By Elisabeth Buchwald
A growing share of Americans feel comfortable dining out now despite the health risks it poses.
Some 39% of U.S. adults say they’re comfortable eating out, according to a Sept. 18-20 survey of more than 2,200 Americans conducted by Morning Consult . That’s the highest share reported since the second week of June, when some 41% of Americans said they were comfortable.
After the second week of June, the share of Americans comfortable eating out declined amid a resurgence of coronavirus cases in many parts of the country, including Texas, Arizona and California. Only recently did that share return to June’s high.
That’s good news for the restaurant industry, which has taken a huge hit during the pandemic due to forced closures and restrictions aimed at curbing the spread of the virus.
Though they may be feeling more comfortable about eating in restaurants, Americans may want to proceed with caution, health experts say.
People who tested positive for coronavirus were approximately twice as likely to have reported eating recently at a restaurant compared to people who tested negative. That’s according to a Sept. 11 report published by the U.S. Centers for Disease Control and Prevention.
The report’s findings were based on an investigation of symptomatic patients at 11 U.S. health care facilities. It found that having close contact with people known to have COVID-19 or visiting establishments that offered “on-site eating or drinking options were associated with COVID-19 positivity.”
The investigation compared two groups, one made up of people who had tested positive, and another of symptomatic patients who had tested negative. The people who had tested positive were more likely to report dining at a restaurant, including indoor, patio and outdoor seating in the two weeks before the onset of their illness, the CDC said.
“Exposures and activities where mask use and social distancing are difficult to maintain, including going to places that offer on-site eating or drinking, might be important risk factors for acquiring COVID-19,” the authors wrote.
However, the authors noted several limitations to the findings in the report. One was that researchers didn’t ask patients to distinguish between indoor and outdoor dining when they asked them about eating at restaurants.
Similarly, the Morning Consult survey did not ask participants to make a distinction between the two regarding their comfort levels.
From a health standpoint, the distinction between outdoor and indoor dining could be quite significant.
Meanwhile, Anthony Fauci, director of the National Institute of Allergy and Infectious Diseases for three decades, said in a July interview with MarketWatch that he would not dine out at any restaurant, be it inside or outside.
He acknowledged, however, that indoor dining is “much worse” than outdoors. “If you’re going to go to a restaurant, try as best as you can to have outdoor seating that is properly spaced between the tables,” Fauci said.
One of the advantages of eating outdoors is that air circulation is generally better outdoors than indoors because particles have more room to be dispersed, Ryan Malosh, an infectious disease epidemiologist at the University of Michigan School of Public Health, told MarketWatch in late July .
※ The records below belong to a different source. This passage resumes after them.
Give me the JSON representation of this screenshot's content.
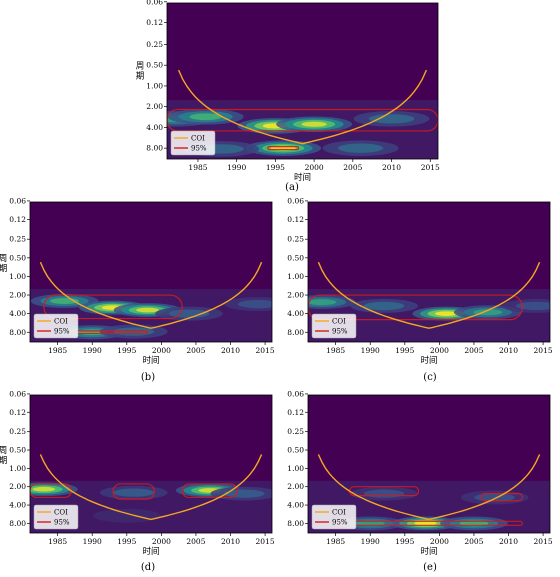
{
  "chart_data": [
    {
      "panel_label": "(a)",
      "type": "heatmap",
      "xlabel": "时间",
      "ylabel": "周期",
      "x_ticks": [
        "1985",
        "1990",
        "1995",
        "2000",
        "2005",
        "2010",
        "2015"
      ],
      "y_ticks": [
        "0.06",
        "0.12",
        "0.25",
        "0.50",
        "1.00",
        "2.00",
        "4.00",
        "8.00"
      ],
      "x_range": [
        1981,
        2016
      ],
      "y_scale": "log2",
      "y_range": [
        0.0625,
        11.5
      ],
      "y_inverted": true,
      "legend": {
        "position": "bottom-left",
        "entries": [
          {
            "label": "COI",
            "color": "#F5A623"
          },
          {
            "label": "95%",
            "color": "#D7191C"
          }
        ]
      },
      "power_hotspots": [
        {
          "year": 1982,
          "period": 3.0,
          "level": 0.7
        },
        {
          "year": 1986,
          "period": 2.8,
          "level": 0.8
        },
        {
          "year": 1995,
          "period": 3.8,
          "level": 1.0
        },
        {
          "year": 2000,
          "period": 3.6,
          "level": 0.9
        },
        {
          "year": 2010,
          "period": 3.0,
          "level": 0.6
        },
        {
          "year": 1996,
          "period": 8.0,
          "level": 0.9
        },
        {
          "year": 1988,
          "period": 8.2,
          "level": 0.6
        },
        {
          "year": 2006,
          "period": 8.0,
          "level": 0.6
        }
      ],
      "significant_regions": [
        {
          "x": [
            1981,
            2016
          ],
          "period": [
            2.2,
            4.5
          ]
        },
        {
          "x": [
            1994,
            1998
          ],
          "period": [
            7.6,
            8.4
          ]
        }
      ]
    },
    {
      "panel_label": "(b)",
      "type": "heatmap",
      "xlabel": "时间",
      "ylabel": "周期",
      "x_ticks": [
        "1985",
        "1990",
        "1995",
        "2000",
        "2005",
        "2010",
        "2015"
      ],
      "y_ticks": [
        "0.06",
        "0.12",
        "0.25",
        "0.50",
        "1.00",
        "2.00",
        "4.00",
        "8.00"
      ],
      "x_range": [
        1981,
        2016
      ],
      "y_scale": "log2",
      "y_range": [
        0.0625,
        11.5
      ],
      "y_inverted": true,
      "legend": {
        "position": "bottom-left",
        "entries": [
          {
            "label": "COI",
            "color": "#F5A623"
          },
          {
            "label": "95%",
            "color": "#D7191C"
          }
        ]
      },
      "power_hotspots": [
        {
          "year": 1986,
          "period": 2.5,
          "level": 0.8
        },
        {
          "year": 1993,
          "period": 3.2,
          "level": 1.0
        },
        {
          "year": 1998,
          "period": 3.5,
          "level": 0.9
        },
        {
          "year": 2004,
          "period": 4.0,
          "level": 0.5
        },
        {
          "year": 1990,
          "period": 8.0,
          "level": 0.8
        },
        {
          "year": 1996,
          "period": 7.8,
          "level": 0.6
        },
        {
          "year": 2014,
          "period": 2.8,
          "level": 0.4
        }
      ],
      "significant_regions": [
        {
          "x": [
            1983,
            2003
          ],
          "period": [
            2.0,
            4.8
          ]
        },
        {
          "x": [
            1987,
            1998
          ],
          "period": [
            7.6,
            8.4
          ]
        }
      ]
    },
    {
      "panel_label": "(c)",
      "type": "heatmap",
      "xlabel": "时间",
      "ylabel": "",
      "x_ticks": [
        "1985",
        "1990",
        "1995",
        "2000",
        "2005",
        "2010",
        "2015"
      ],
      "y_ticks": [
        "0.06",
        "0.12",
        "0.25",
        "0.50",
        "1.00",
        "2.00",
        "4.00",
        "8.00"
      ],
      "x_range": [
        1981,
        2016
      ],
      "y_scale": "log2",
      "y_range": [
        0.0625,
        11.5
      ],
      "y_inverted": true,
      "legend": {
        "position": "bottom-left",
        "entries": [
          {
            "label": "COI",
            "color": "#F5A623"
          },
          {
            "label": "95%",
            "color": "#D7191C"
          }
        ]
      },
      "power_hotspots": [
        {
          "year": 1983,
          "period": 2.6,
          "level": 0.7
        },
        {
          "year": 1992,
          "period": 3.0,
          "level": 0.6
        },
        {
          "year": 2001,
          "period": 4.0,
          "level": 1.0
        },
        {
          "year": 2007,
          "period": 3.8,
          "level": 0.7
        },
        {
          "year": 2014,
          "period": 3.0,
          "level": 0.4
        }
      ],
      "significant_regions": [
        {
          "x": [
            1981,
            2012
          ],
          "period": [
            2.0,
            5.0
          ]
        }
      ]
    },
    {
      "panel_label": "(d)",
      "type": "heatmap",
      "xlabel": "时间",
      "ylabel": "周期",
      "x_ticks": [
        "1985",
        "1990",
        "1995",
        "2000",
        "2005",
        "2010",
        "2015"
      ],
      "y_ticks": [
        "0.06",
        "0.12",
        "0.25",
        "0.50",
        "1.00",
        "2.00",
        "4.00",
        "8.00"
      ],
      "x_range": [
        1981,
        2016
      ],
      "y_scale": "log2",
      "y_range": [
        0.0625,
        11.5
      ],
      "y_inverted": true,
      "legend": {
        "position": "bottom-left",
        "entries": [
          {
            "label": "COI",
            "color": "#F5A623"
          },
          {
            "label": "95%",
            "color": "#D7191C"
          }
        ]
      },
      "power_hotspots": [
        {
          "year": 1983,
          "period": 2.2,
          "level": 0.9
        },
        {
          "year": 1996,
          "period": 2.5,
          "level": 0.5
        },
        {
          "year": 2007,
          "period": 2.3,
          "level": 0.9
        },
        {
          "year": 2012,
          "period": 2.6,
          "level": 0.5
        },
        {
          "year": 1995,
          "period": 6.0,
          "level": 0.3
        }
      ],
      "significant_regions": [
        {
          "x": [
            1981,
            1987
          ],
          "period": [
            1.8,
            3.0
          ]
        },
        {
          "x": [
            1993,
            1999
          ],
          "period": [
            1.8,
            3.2
          ]
        },
        {
          "x": [
            2003,
            2011
          ],
          "period": [
            1.8,
            3.0
          ]
        }
      ]
    },
    {
      "panel_label": "(e)",
      "type": "heatmap",
      "xlabel": "时间",
      "ylabel": "",
      "x_ticks": [
        "1985",
        "1990",
        "1995",
        "2000",
        "2005",
        "2010",
        "2015"
      ],
      "y_ticks": [
        "0.06",
        "0.12",
        "0.25",
        "0.50",
        "1.00",
        "2.00",
        "4.00",
        "8.00"
      ],
      "x_range": [
        1981,
        2016
      ],
      "y_scale": "log2",
      "y_range": [
        0.0625,
        11.5
      ],
      "y_inverted": true,
      "legend": {
        "position": "bottom-left",
        "entries": [
          {
            "label": "COI",
            "color": "#F5A623"
          },
          {
            "label": "95%",
            "color": "#D7191C"
          }
        ]
      },
      "power_hotspots": [
        {
          "year": 1990,
          "period": 8.0,
          "level": 0.7
        },
        {
          "year": 1998,
          "period": 8.0,
          "level": 1.0
        },
        {
          "year": 2005,
          "period": 8.0,
          "level": 0.8
        },
        {
          "year": 1992,
          "period": 2.6,
          "level": 0.4
        },
        {
          "year": 2008,
          "period": 3.0,
          "level": 0.4
        }
      ],
      "significant_regions": [
        {
          "x": [
            1985,
            2012
          ],
          "period": [
            7.4,
            8.6
          ]
        },
        {
          "x": [
            1987,
            1997
          ],
          "period": [
            2.0,
            2.8
          ]
        },
        {
          "x": [
            2006,
            2012
          ],
          "period": [
            2.6,
            3.4
          ]
        }
      ]
    }
  ]
}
“Outdoors, a light breeze can disperse particles with no constraint on the distance they can then travel,” Malosh said. That’s important because diners don’t tend to wear masks outdoors.
Wearing masks indoors can significantly lower the chances of dispersing virus-containing particles, said Thomas Russo, chief of the division of infectious disease at the University at Buffalo.
“Whenever there’s a scenario where everyone can wear masks at all times the risk is lower,” Russo said. “When eating you physically can’t wear a mask but you can minimize that risk by popping it back on between bites.”